Connecticut voters are standing by Richard Blumenthal, even as he continues to face strong criticism for misrepresenting his military record.
At least that’s the main finding of an internal poll of 602 likely voters conducted by the Blumenthal campaign last week, right after the New York Times disclosed that Blumenthal had, on several occasions, incorrectly implied that he served in the Vietnam War.
Al Quinlan, Blumenthal’s pollster, said his survey, taken May 19 and 20, puts the Democratic attorney general’s personal favorable rating at 55 percent, compared with an unfavorable rating of 28 percent.
And it’s not because people aren’t familiar with the story of Blumenthal’s military embellishments. More than 90 percent of those polled said they knew about the story.
But because the poll was commissioned by the Blumenthal campaign, it is already drawing scorn from the campaign of Linda McMahon, one of his Republican opponents.
“I think the public understands Dick Blumenthal at this point is in 100% damage control mode, and this poll is part of that effort,” McMahon spokesman Ed Patru said. “Nobody believes his untrue statements about Vietnam have made him more popular, but that is what Dick Blumenthal’s latest poll would have us believe. Perhaps his pollsters misstated something in the numbers.”
Quinlan and campaign staffer Marla Romash spoke about the poll in a conference call with Connecticut reporters this afternoon.
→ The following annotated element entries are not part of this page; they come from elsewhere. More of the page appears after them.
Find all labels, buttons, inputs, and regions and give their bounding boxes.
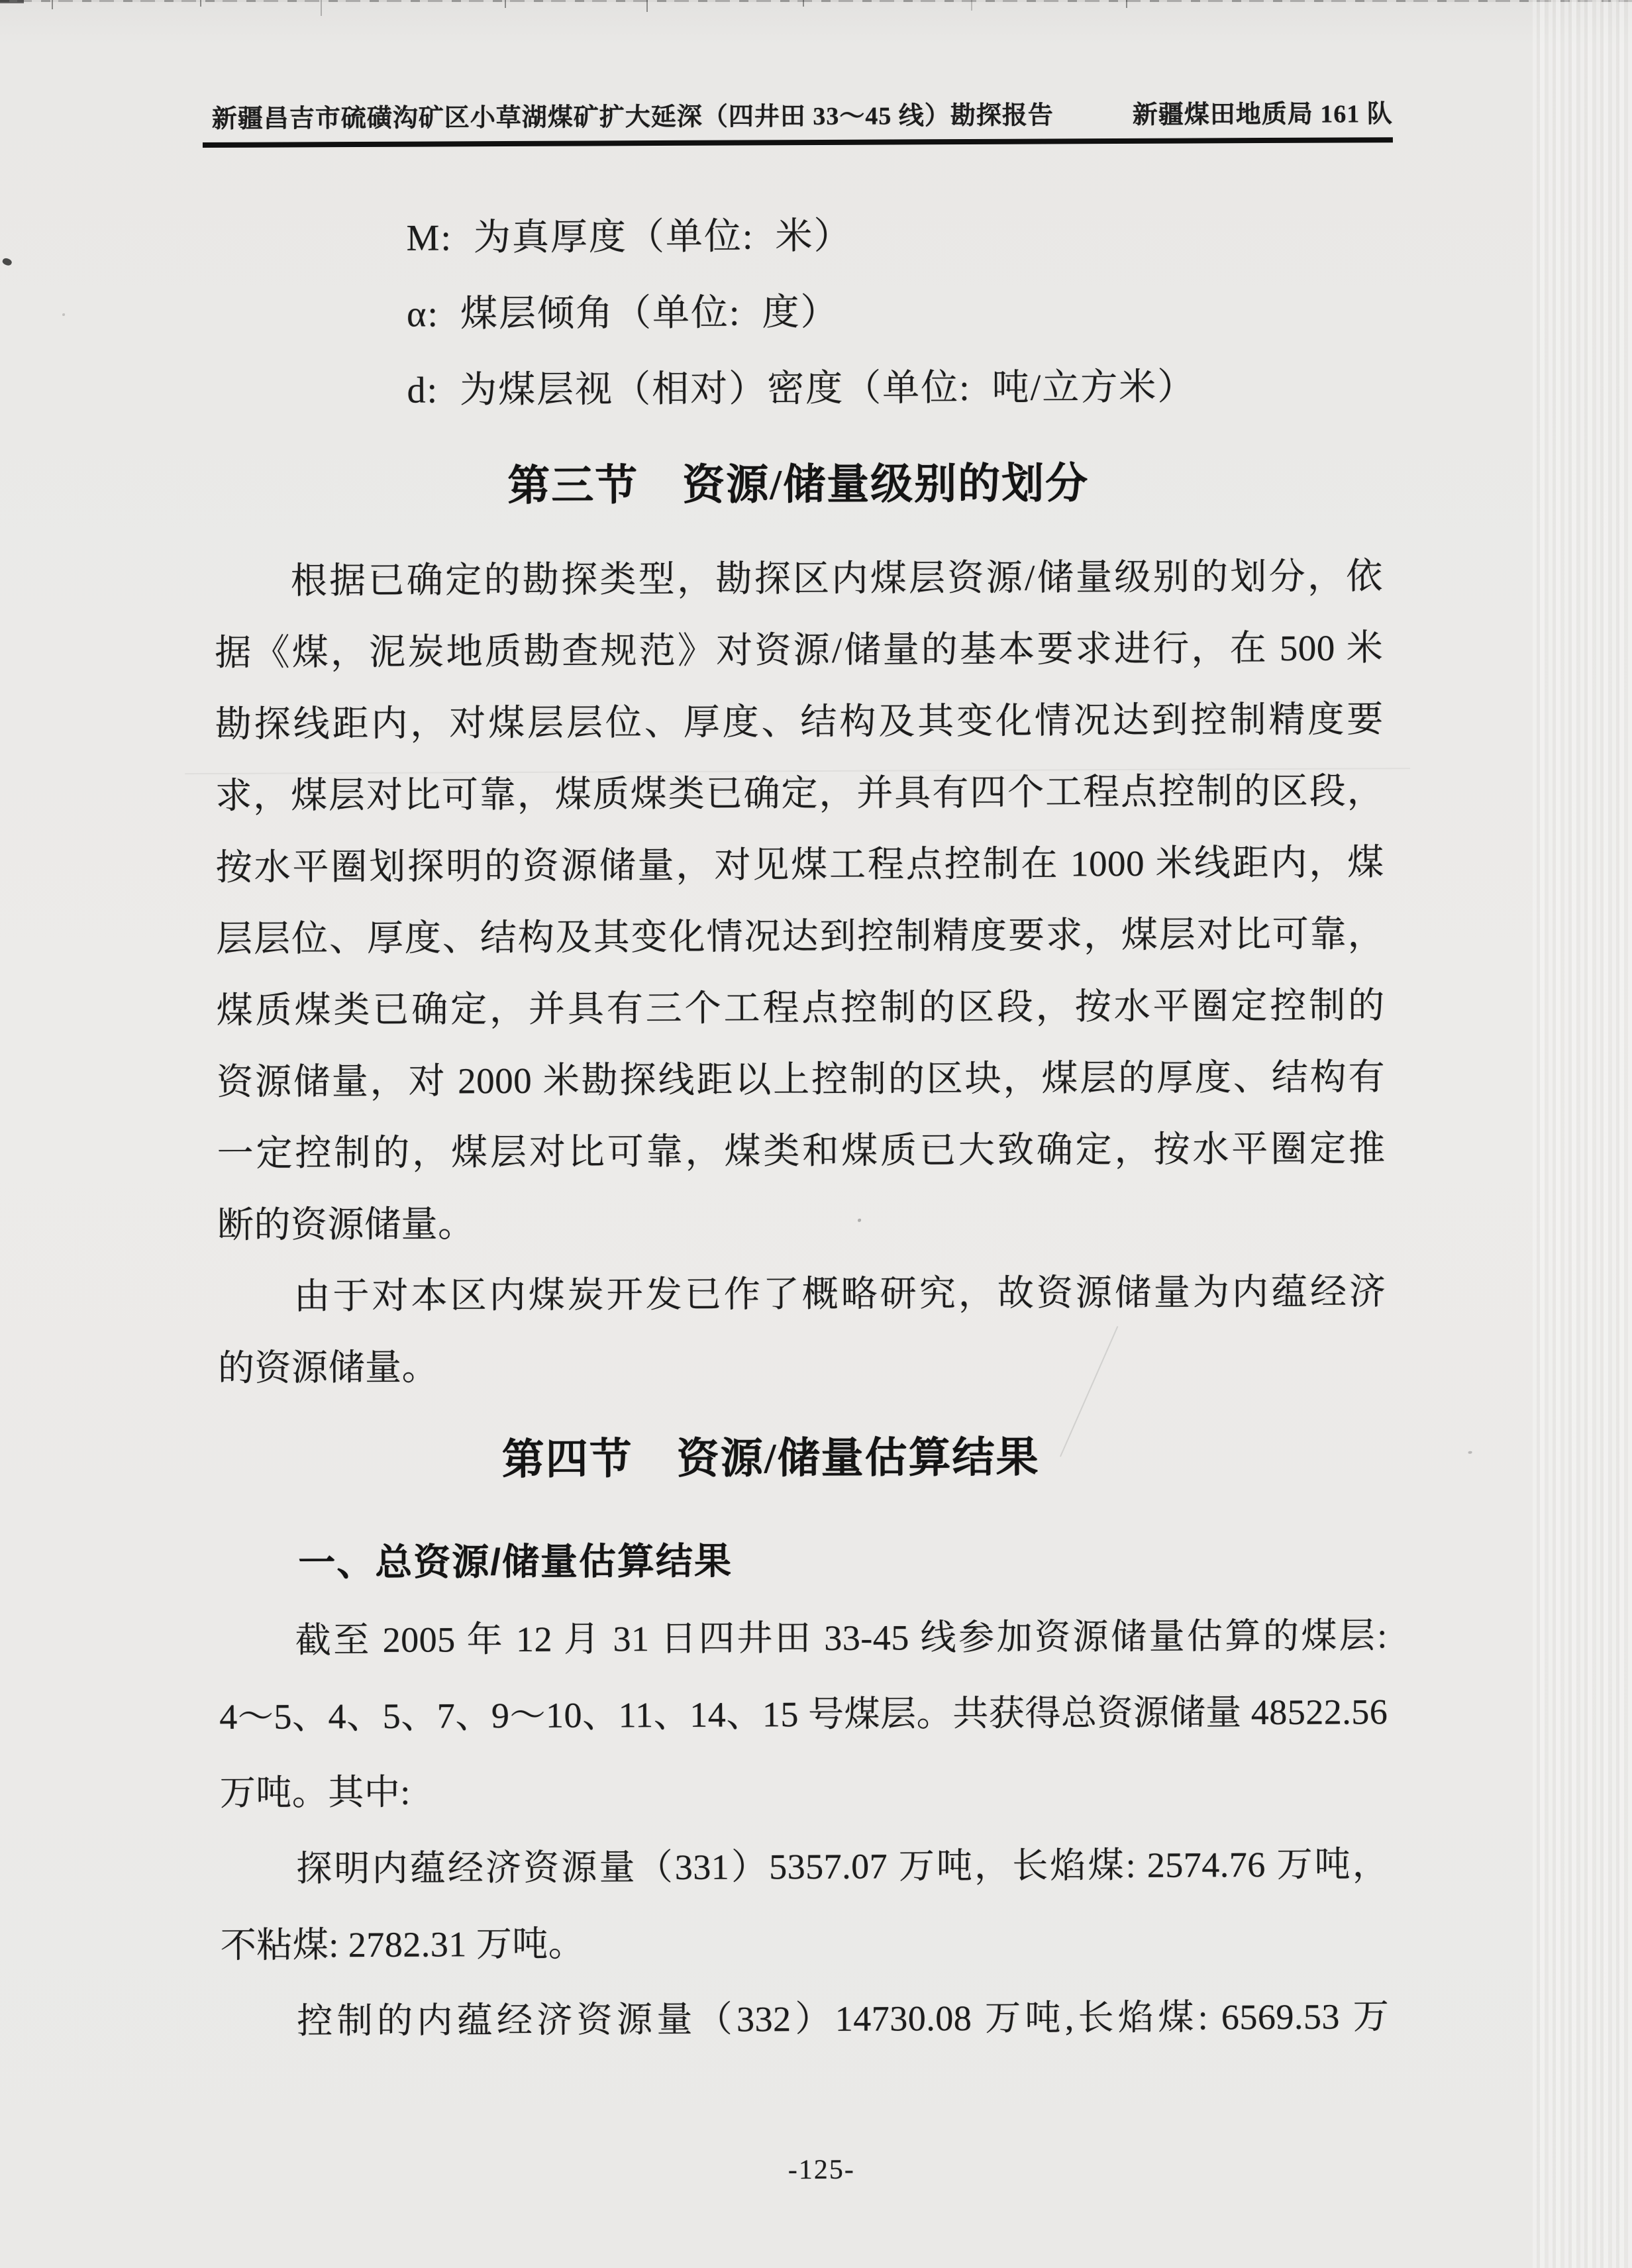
text-line: 资源储量，对 2000 米勘探线距以上控制的区块，煤层的厚度、结构有	[217, 1041, 1385, 1118]
scan-tick	[1126, 0, 1127, 8]
scan-tick	[321, 0, 322, 16]
scan-tick	[646, 0, 648, 12]
text-line: 探明内蕴经济资源量（331）5357.07 万吨，长焰煤: 2574.76 万吨…	[220, 1826, 1388, 1908]
page-number: -125-	[5, 2151, 1632, 2190]
definitions-list: M: 为真厚度（单位: 米）α: 煤层倾角（单位: 度）d: 为煤层视（相对）密…	[406, 197, 1196, 429]
text-line: 截至 2005 年 12 月 31 日四井田 33-45 线参加资源储量估算的煤…	[219, 1598, 1388, 1679]
definition-line: d: 为煤层视（相对）密度（单位: 吨/立方米）	[407, 349, 1196, 429]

He said a head-to-heard match up between Blumenthal and McMahon shows the Democrat on top, 55 to 40 percentage points.
“The point were trying to make today is a narrow one,” Romash said. “A man who has taken a very serious attack thanks to $16 million of opposition research still has the support of the people of Connecticut.”
The survey also found that, by a 59 percent to 31 percent ratio, repondents said they felt Blumenthal addressed the matter honestly.
When asked if the campaign had conducted earlier polls, Quinlan and Romash declined to say.
“This is not about being desperate,” Quinlan said. “This is about not taking anything for granted…that’s the way the campaign’s going to be run.”
Patru of the McMahon campaign said in an email that the Blumenthal internal numbers “do not square with other public data from independent and more credible sources. A Rasmussen poll released May 6 showed Linda within 13 points of Dick Blumenthal, 52-39. A Rasmussen poll released Wednesday, May 19 (the day after the explosive story on Blumenthal was published in The New York Times) showed Linda within three points of Blumenthal, 58-55.”